Almost four months after the deadline passed on finalizing the Volcker rule, the firewall on most types of proprietary trading set up between investment and commercial banks, the regulators tasked with writing the rule are no closer to a resolution. The Treasury Department last promised that the rule would get written by the end of the year, which is still a couple months away. But there hasn’t been a whole lot of movement, at least publicly, in some time.

Now the authors of the Volcker rule, Jeff Merkley and Carl Levin, have gone public. In a letter to the regulators responsible, Merkley and Levin hint that differences at the staff level have stopped progress on the rule writing, particularly differences between those who want to remove loopholes that crept into the draft proposal and those who want to preserve them. This is obviously based on inside sources – my guess is that regulators friendly to the Volcker rule effort are telling Merkley and Levin about the hurdles.

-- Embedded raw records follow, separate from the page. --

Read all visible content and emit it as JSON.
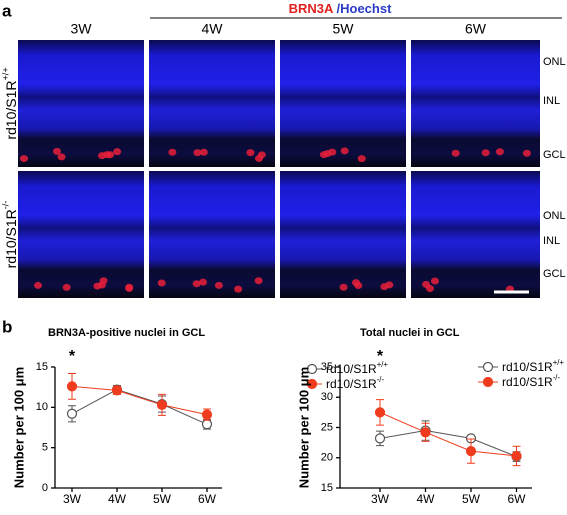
{
  "panel_a": {
    "label": "a",
    "stain_red": "BRN3A",
    "stain_blue": " /Hoechst",
    "columns": [
      "3W",
      "4W",
      "5W",
      "6W"
    ],
    "rows": [
      {
        "base": "rd10/S1R",
        "sup": "+/+"
      },
      {
        "base": "rd10/S1R",
        "sup": "-/-"
      }
    ],
    "layers": [
      [
        "ONL",
        "INL",
        "GCL"
      ],
      [
        "ONL",
        "INL",
        "GCL"
      ]
    ]
  },
  "panel_b": {
    "label": "b"
  },
  "chart_data": [
    {
      "type": "line",
      "title": "BRN3A-positive nuclei in GCL",
      "y_label": "Number per 100 μm",
      "categories": [
        "3W",
        "4W",
        "5W",
        "6W"
      ],
      "ylim": [
        0,
        15
      ],
      "yticks": [
        0,
        5,
        10,
        15
      ],
      "annotations": [
        {
          "text": "*",
          "category": 0
        }
      ],
      "legend": "top-right",
      "series": [
        {
          "name": "rd10/S1R",
          "name_superscript": "+/+",
          "color": "#555555",
          "marker": "open",
          "values": [
            9.2,
            12.2,
            10.4,
            7.9
          ],
          "errors": [
            1.0,
            0.5,
            1.0,
            0.6
          ]
        },
        {
          "name": "rd10/S1R",
          "name_superscript": "-/-",
          "color": "#f03c1e",
          "marker": "filled",
          "values": [
            12.6,
            12.1,
            10.3,
            9.1
          ],
          "errors": [
            1.6,
            0.5,
            1.3,
            0.7
          ]
        }
      ]
    },
    {
      "type": "line",
      "title": "Total nuclei in GCL",
      "y_label": "Number per 100 μm",
      "categories": [
        "3W",
        "4W",
        "5W",
        "6W"
      ],
      "ylim": [
        15,
        35
      ],
      "yticks": [
        15,
        20,
        25,
        30,
        35
      ],
      "annotations": [
        {
          "text": "*",
          "category": 0
        }
      ],
      "legend": "top-right",
      "series": [
        {
          "name": "rd10/S1R",
          "name_superscript": "+/+",
          "color": "#555555",
          "marker": "open",
          "values": [
            23.2,
            24.5,
            23.2,
            20.2
          ],
          "errors": [
            1.2,
            1.6,
            0.4,
            0.8
          ]
        },
        {
          "name": "rd10/S1R",
          "name_superscript": "-/-",
          "color": "#f03c1e",
          "marker": "filled",
          "values": [
            27.5,
            24.2,
            21.1,
            20.3
          ],
          "errors": [
            2.1,
            1.5,
            2.0,
            1.6
          ]
        }
      ]
    }
  ]
}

The letter when to Fed Chairman Ben Bernanke, the FDIC’s Martin Gruenberg, OCC’s Thomas Curry, the SEC’s Mary Schapiro and CFTC’s Gary Gensler. In general terms, they hold responsibility over the Volcker rule, though the Treasury Department has the ability to weigh in as well – and certainly they have done so.

Here’s the important part of this letter:

As with any rulemaking, different agencies may have their own perspectives on various provisions. While we are cautiously pleased to see reports that a consensus is emerging, we are concerned that some ongoing staff-level differences may be obstructing progress. The time for resolving those differences is long overdue. We urge you to move quickly, make the final adjustments needed to simplify and strengthen the October 2011 proposal, and bring the process to a conclusion. The final regulations needed to implement the ban on high-risk trading and conflicts of interest should be issued without delay and no later than the end of the year, so that our financial institutions can speed the process of eliminating the risks and conflicts of interest that continue to endanger the U.S. financial system.

Merkley and Levin note that the delay threatens more situations of high-profile trading losses at depository institutions, a clear reference to the Fail Whale trades at JPMorgan Chase.

The duo even point out that one agency could take the lead on implementing the rule without the others. I’d argue this is a clear reference to the FDIC, which supports a stronger rule relative to the OCC, the bank-friendly regulator. Individual regulators could implement the rules in a parallel process, Merkley and Levin write, saying that “the statute was constructed with that possibility in mind.” They add that a majority of regulators acting would put pressure on the other agencies to follow suit. So they’re effectively endorsing a squeeze on the holdout regulators who are making waves at the staff level.

Sometimes this Kremlinology gets a bit wearying, but I’m fairly confident that this is a barely concealed warning alarm against those seeking to torpedo the Volcker rule, probably inhabitants of the OCC.

UPDATE: Apparently at least one of the staff-level rifts concerns the SEC:

The SEC and a trio of banking regulators are butting heads over how to define the buying and selling of securities on behalf of clients, known as market-making, as well as over banks’ ability to invest in outside investment vehicles such as hedge funds, according to officials close to the discussions. Since brokers, which are overseen by the SEC, conduct market-making activities, the SEC is pushing for more influence over the issue, these people said [...]

The SEC faces an uphill battle in getting its way since the three banking agencies are already on the same page. Federal Reserve Governor Daniel Tarullo, acting Federal Deposit Insurance Corp. Chairman Martin Gruenberg and Comptroller of the Currency Thomas Curry broadly agree on the contours of a final version of the Volcker rule, according to officials, including on how to differentiate between permitted market-making activities and banned proprietary trading.

Interesting that the SEC is the odd man out here, though it appears to be more of a turf war than anything else.